Anonymous Coward | about a year ago | (#43336251)

Just challenge the resale of licenses, then.

Judge was paid off!! (0)

Anonymous Coward | about a year ago | (#43336329)

This is why people steal music and movies instead of purchasing them. Screw Me, No Screw You!

I don't see resale working4digital media w/o drm (1)

gravis777 (123605) | about a year ago | (#43336337)

The problem is that you never had physical posession of the work. As its digital, you can make a perfect copy. What is to stop someone from downloading a ton of MP3s from some file-sharing site, then trying to sell them on a place like this? What is to stop you from buying music on amazon or itunes or having a streaming subscription to Rhapsody, taking the files, using the analogue hole, saving as an mp3, selling on the site, and still keeping your original files?

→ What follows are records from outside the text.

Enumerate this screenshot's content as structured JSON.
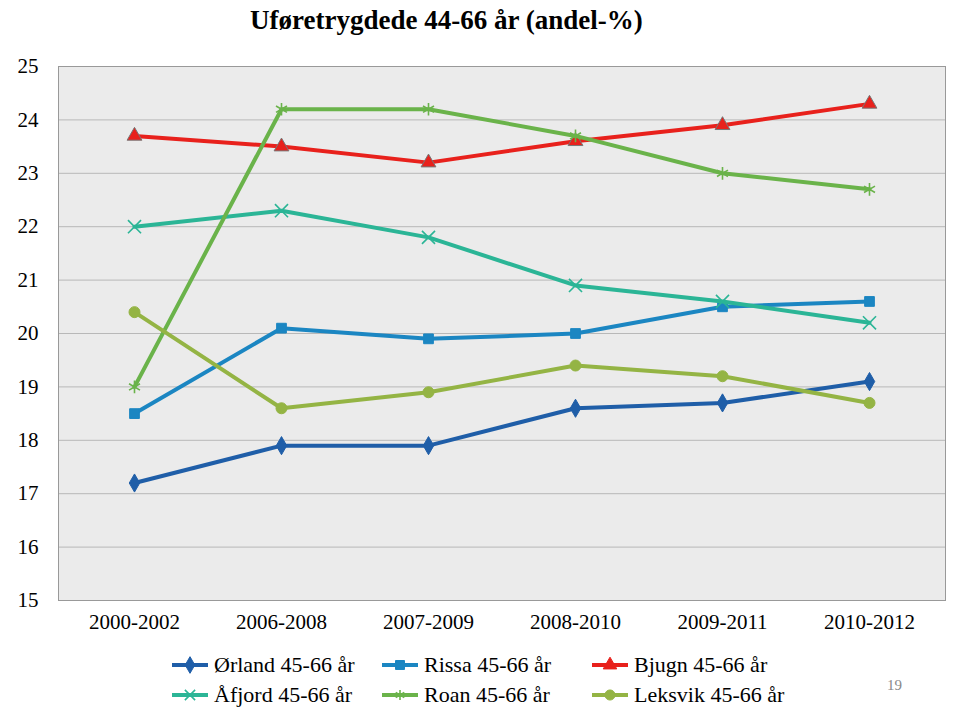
{
  "chart_data": {
    "type": "line",
    "title": "Uføretrygdede 44-66 år (andel-%)",
    "categories": [
      "2000-2002",
      "2006-2008",
      "2007-2009",
      "2008-2010",
      "2009-2011",
      "2010-2012"
    ],
    "series": [
      {
        "name": "Ørland 45-66 år",
        "color": "#1f5ea8",
        "marker": "diamond",
        "values": [
          17.2,
          17.9,
          17.9,
          18.6,
          18.7,
          19.1
        ]
      },
      {
        "name": "Rissa 45-66 år",
        "color": "#1b86c2",
        "marker": "square",
        "values": [
          18.5,
          20.1,
          19.9,
          20.0,
          20.5,
          20.6
        ]
      },
      {
        "name": "Bjugn 45-66 år",
        "color": "#e8211c",
        "marker": "triangle",
        "values": [
          23.7,
          23.5,
          23.2,
          23.6,
          23.9,
          24.3
        ]
      },
      {
        "name": "Åfjord 45-66 år",
        "color": "#2bb596",
        "marker": "times",
        "values": [
          22.0,
          22.3,
          21.8,
          20.9,
          20.6,
          20.2
        ]
      },
      {
        "name": "Roan 45-66 år",
        "color": "#6ab34a",
        "marker": "asterisk",
        "values": [
          19.0,
          24.2,
          24.2,
          23.7,
          23.0,
          22.7
        ]
      },
      {
        "name": "Leksvik 45-66 år",
        "color": "#94b444",
        "marker": "circle",
        "values": [
          20.4,
          18.6,
          18.9,
          19.4,
          19.2,
          18.7
        ]
      }
    ],
    "ylim": [
      15,
      25
    ],
    "yticks": [
      15,
      16,
      17,
      18,
      19,
      20,
      21,
      22,
      23,
      24,
      25
    ],
    "grid": true,
    "legend": "bottom",
    "footer": "19"
  }
}
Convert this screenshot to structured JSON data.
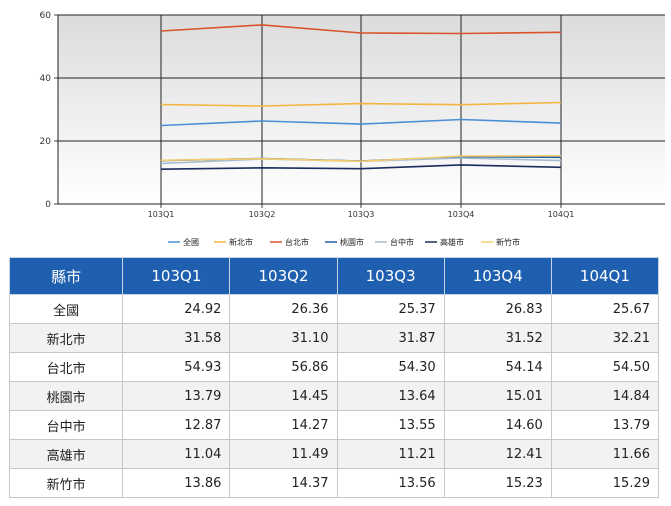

The only way that you could resale digital media is if it was DRMed, and in that case, the company would have to allow you to deauthorize your machine and pass it on to someone else, but even still, you can convert to another DRM free format in many cases, which, once again, allows you to keep a copy.

I can't see how the First Sale Doctorine would apply to this case. You HAVE to have some type of physical media for first sales doctorine to be able to apply, otherwise there is no way to really track if something is pirated or not.

Although I guess you could argue that I could make a copy of a DVD or CD or something, but its not in the original case with the original cover with the original pressing, so the copy really has no value.

So in conclusion (0)

Anonymous Coward | about a year ago | (#43336363)

So the lesson is that any digital licensed "good" should be REQUIRED to come with a physical copy of a license, that can then be transfered using the first sale doctrine?

The cost of limiting the copy (1)

jcdr (178250) | about a year ago | (#43336375)

Aside of the strict legal blablabla, the future will be limited by the increase of the cost of controlling and hunting the copy. Because the privacy will always be a sensitive subject, there is no way for a simple system to control any possible copy. The situation will be more and more complex, and so will be the tools that try to search something. And complex tools cots a lot. Who will pay for it ? Yes, the customer. At one point at one point of cost, others business models will be more profitable for the artists than obliterate a lot of money in making potential customers angry.

Workers rights vs IP owners rights (0)

Anonymous Coward | about a year ago | (#43336393)

If technology makes a workers job obsolete, he is forced to go back to school and adapt or take a pay cut. If he tries to form a union the courts block him.

If technology makes an IP owners business model obsolete, he forms a lobbying group and the courts happily cripple technology and innovation for him so he can maintain his status quo.

Fundamental Misconception (0)

Anonymous Coward | about a year ago | (#43336631)

This Judge seems to have a fundamental misconception as to how computers work. Whenever you "move" a file it first copies the file and the deletes the original. As others have noted even simple processes like playing the file will reproduce, uncompress & run simple conversions on audio files to make it usable by the computer. This ruling could, in theory, outlaw all kinds of reasonable activities. From simply playing your MP3's to moving from an older PC to a new one.